We’re watching looped footage of a woman with a '60s-era coiffure chatting on the phone as she toys a set of kitchen knives with intent and chucks glances that seem to stick right into us. On the next screen over the Pink Panther lies flat on an ironing board and iron’s himself, and the devil looses an arrow into the chest of a cigarette à la Marina Abramović. We’re at Rubber Pencil Devil, an exhibition from Venezuelan-American conceptual artist Alex Da Corte whose innovative looks at pop culture often give him the tag ‘anthropologist of the immediate past’.
On show at Prada Rong Zhai through January 10, Rubber Pencil Devil is an installation of 57 short videos of highly stylised pop culture references rear-projected on huge cubes and shown on loop. The show centres heavily around icons from the artist’s childhood spent growing up in Pittsburg, USA, with Da Corte himself donning hodge-podge handicraft outfits of many of these characters. Any American over the age of perhaps 30 will have no trouble picking out the icons, but for anyone younger or less attuned to US cultural references the show can become an entertaining round of pop culture trivia. What brand is that? What movie did I see that in? Which Disney princess is he dressed up as there?

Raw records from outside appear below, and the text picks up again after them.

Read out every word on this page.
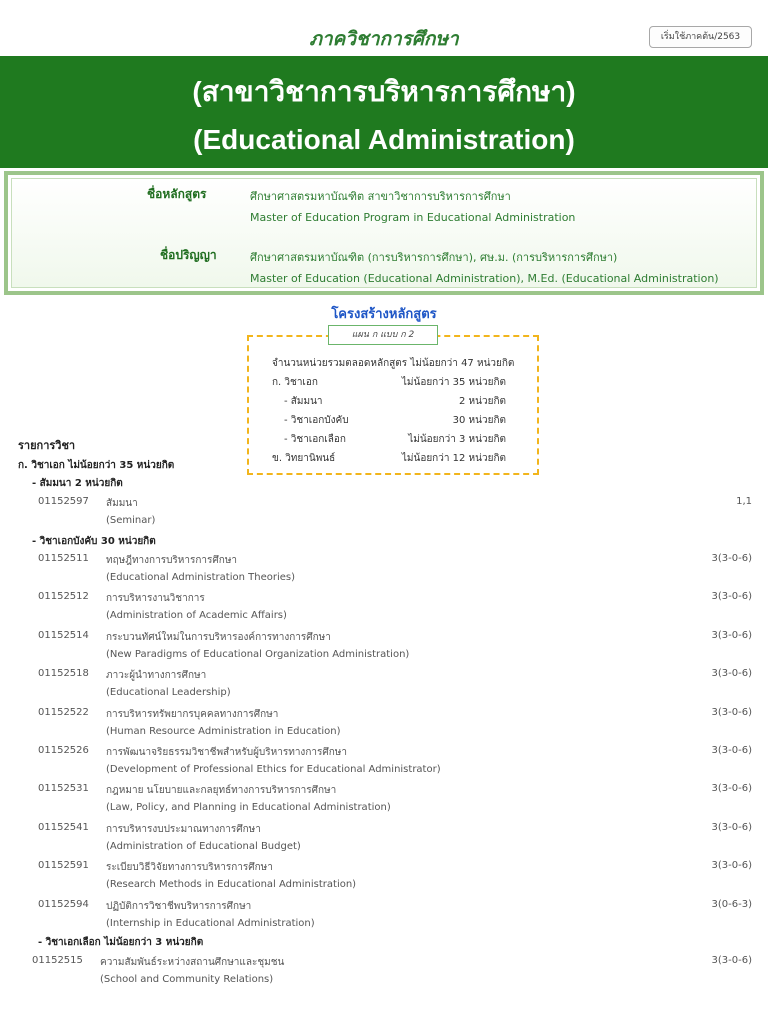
ภาควิชาการศึกษา	เริ่มใช้ภาคต้น/2563
(สาขาวิชาการบริหารการศึกษา)
(Educational Administration)
ชื่อหลักสูตร	ศึกษาศาสตรมหาบัณฑิต สาขาวิชาการบริหารการศึกษา
Master of Education Program in Educational Administration
ชื่อปริญญา	ศึกษาศาสตรมหาบัณฑิต (การบริหารการศึกษา), ศษ.ม. (การบริหารการศึกษา)
Master of Education (Educational Administration), M.Ed. (Educational Administration)
โครงสร้างหลักสูตร
แผน ก แบบ ก 2
จำนวนหน่วยรวมตลอดหลักสูตร ไม่น้อยกว่า 47 หน่วยกิต
ก. วิชาเอก	ไม่น้อยกว่า 35 หน่วยกิต
- สัมมนา	2 หน่วยกิต
- วิชาเอกบังคับ	30 หน่วยกิต
- วิชาเอกเลือก	ไม่น้อยกว่า 3 หน่วยกิต
ข. วิทยานิพนธ์	ไม่น้อยกว่า 12 หน่วยกิต
รายการวิชา
ก. วิชาเอก ไม่น้อยกว่า 35 หน่วยกิต
- สัมมนา 2 หน่วยกิต
01152597 สัมมนา	1,1
(Seminar)
- วิชาเอกบังคับ 30 หน่วยกิต
01152511 ทฤษฎีทางการบริหารการศึกษา	3(3-0-6)
(Educational Administration Theories)
01152512 การบริหารงานวิชาการ	3(3-0-6)
(Administration of Academic Affairs)
01152514 กระบวนทัศน์ใหม่ในการบริหารองค์การทางการศึกษา	3(3-0-6)
(New Paradigms of Educational Organization Administration)
01152518 ภาวะผู้นำทางการศึกษา	3(3-0-6)
(Educational Leadership)
01152522 การบริหารทรัพยากรบุคคลทางการศึกษา	3(3-0-6)
(Human Resource Administration in Education)
01152526 การพัฒนาจริยธรรมวิชาชีพสำหรับผู้บริหารทางการศึกษา	3(3-0-6)
(Development of Professional Ethics for Educational Administrator)
01152531 กฎหมาย นโยบายและกลยุทธ์ทางการบริหารการศึกษา	3(3-0-6)
(Law, Policy, and Planning in Educational Administration)
01152541 การบริหารงบประมาณทางการศึกษา	3(3-0-6)
(Administration of Educational Budget)
01152591 ระเบียบวิธีวิจัยทางการบริหารการศึกษา	3(3-0-6)
(Research Methods in Educational Administration)
01152594 ปฏิบัติการวิชาชีพบริหารการศึกษา	3(0-6-3)
(Internship in Educational Administration)
- วิชาเอกเลือก ไม่น้อยกว่า 3 หน่วยกิต
01152515 ความสัมพันธ์ระหว่างสถานศึกษาและชุมชน	3(3-0-6)
(School and Community Relations)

The subversion of these icons allows Da Corte to explore themes of alienation and human desire while running a shrewd social commentary. Two heavily recurring characters are the Heinz ketchup bottle (their headquarters is in Pittsburg) and Mr Rogers, the late US children’s TV icon famous for his knack for artfully explaining delicate subjects to his young viewers. The scenes are also home to characters from Sesame Street and the use of bold primary colours obviously evokes feelings of childhood. Even though the cobbled together outfits and some overacting does at first border on hilarious, as you move through the exhibition you’ll begin to see that Rubber Pencil Devil is really quite touchingly sentimental.

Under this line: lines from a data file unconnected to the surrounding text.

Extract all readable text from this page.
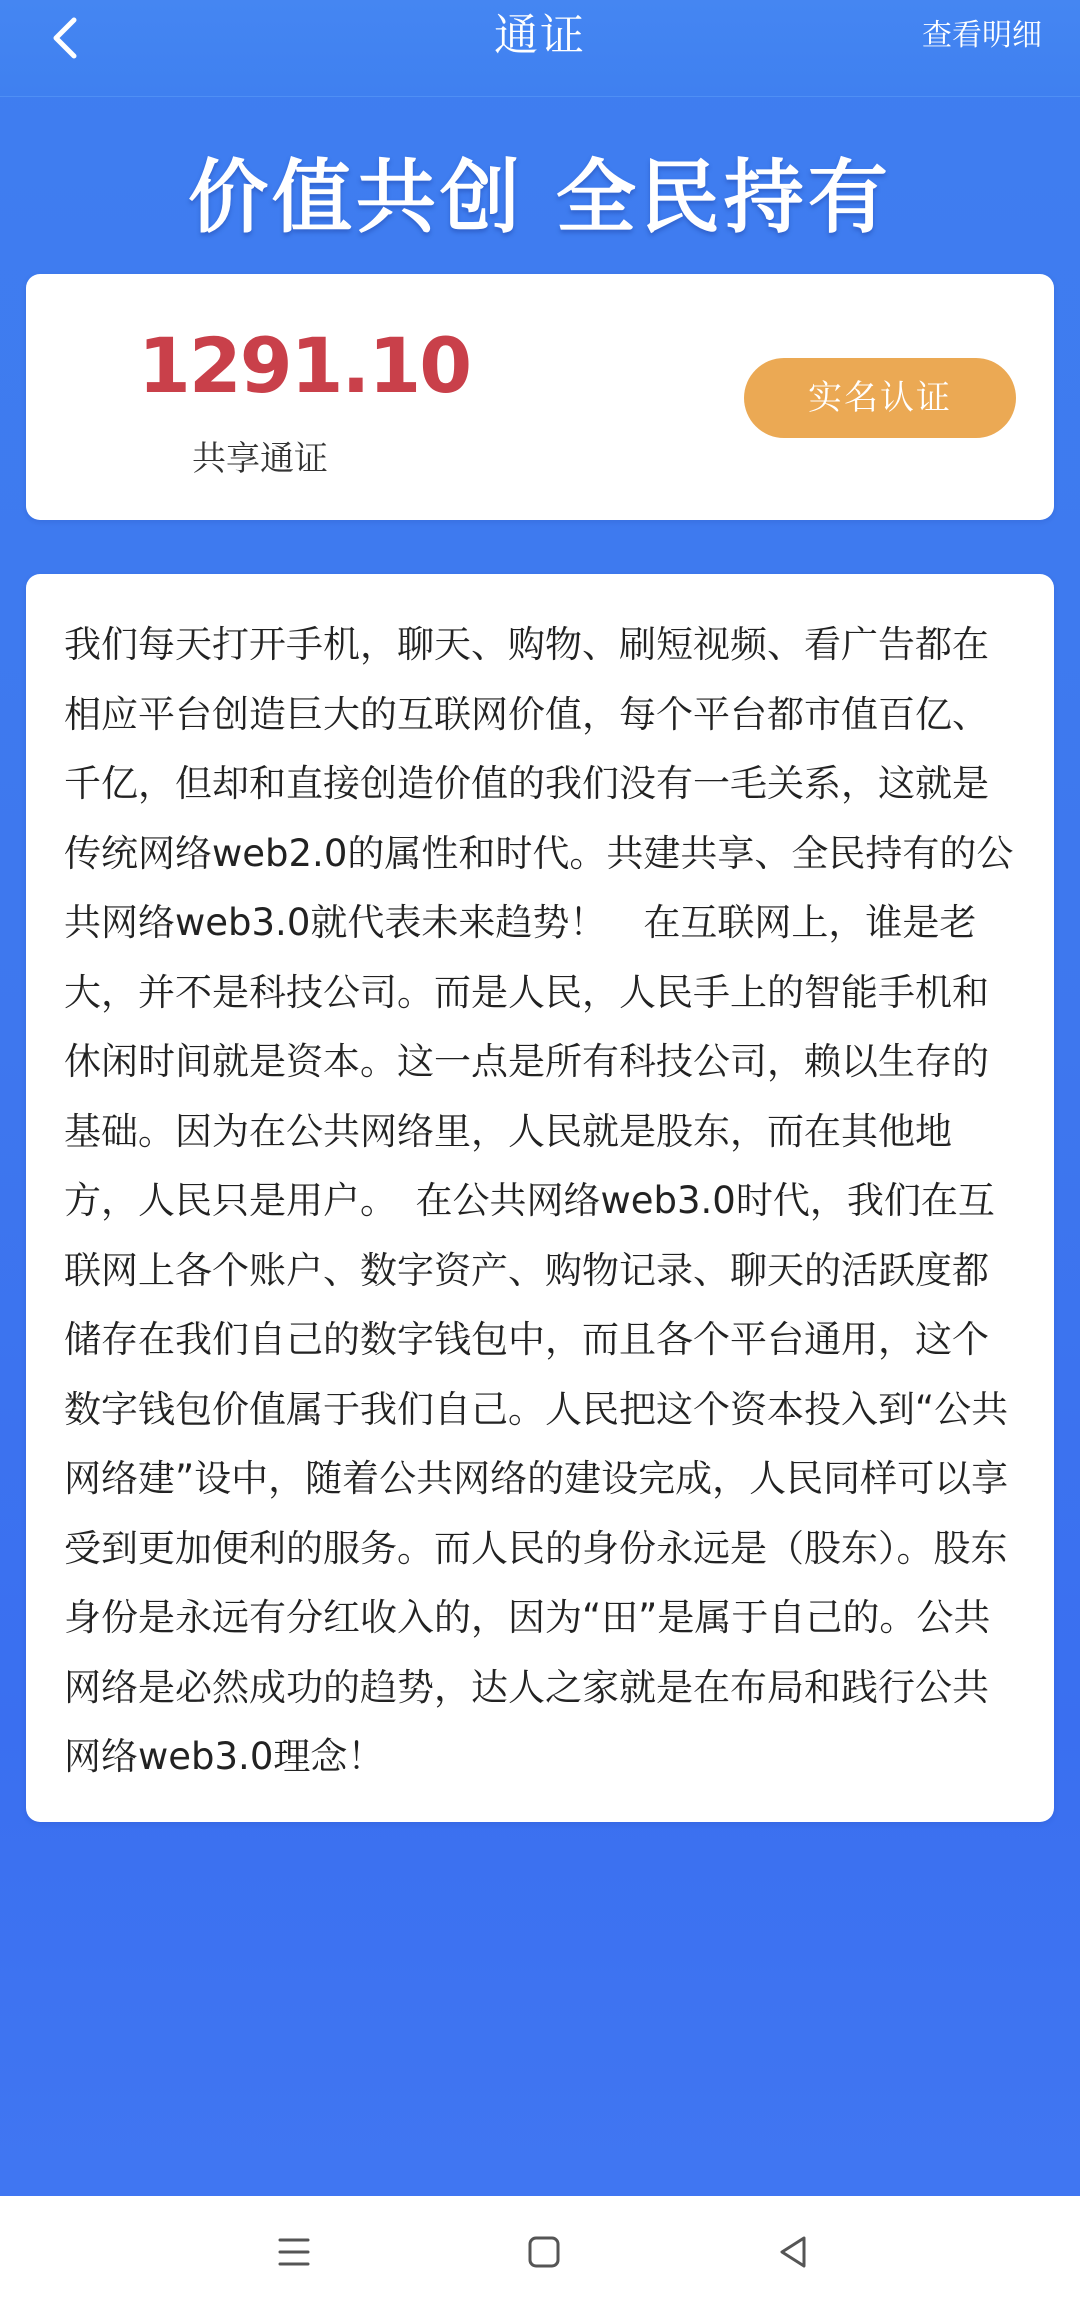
通证	查看明细
价值共创 全民持有
1291.10
共享通证
实名认证

我们每天打开手机，聊天、购物、刷短视频、看广告都在相应平台创造巨大的互联网价值，每个平台都市值百亿、千亿，但却和直接创造价值的我们没有一毛关系，这就是传统网络web2.0的属性和时代。共建共享、全民持有的公共网络web3.0就代表未来趋势！　在互联网上，谁是老大，并不是科技公司。而是人民，人民手上的智能手机和休闲时间就是资本。这一点是所有科技公司，赖以生存的基础。因为在公共网络里，人民就是股东，而在其他地方，人民只是用户。　在公共网络web3.0时代，我们在互联网上各个账户、数字资产、购物记录、聊天的活跃度都储存在我们自己的数字钱包中，而且各个平台通用，这个数字钱包价值属于我们自己。人民把这个资本投入到“公共网络建”设中，随着公共网络的建设完成，人民同样可以享受到更加便利的服务。而人民的身份永远是（股东）。股东身份是永远有分红收入的，因为“田”是属于自己的。公共网络是必然成功的趋势，达人之家就是在布局和践行公共网络web3.0理念！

Rubber Pencil Devil was originally shown on a single screen. To accommodate the unique space of the Prada Rong Zhai, the artist broke the nearly three-hour film down to 19 parts, disrupting the narrative of the video if there was any in the first place. All we have to say is: don’t forget to watch a behind-the-scenes video on the top floor and that it’s worth spending an afternoon being amused by the project or simply being mesmerised by the exquisite interior of the historical building.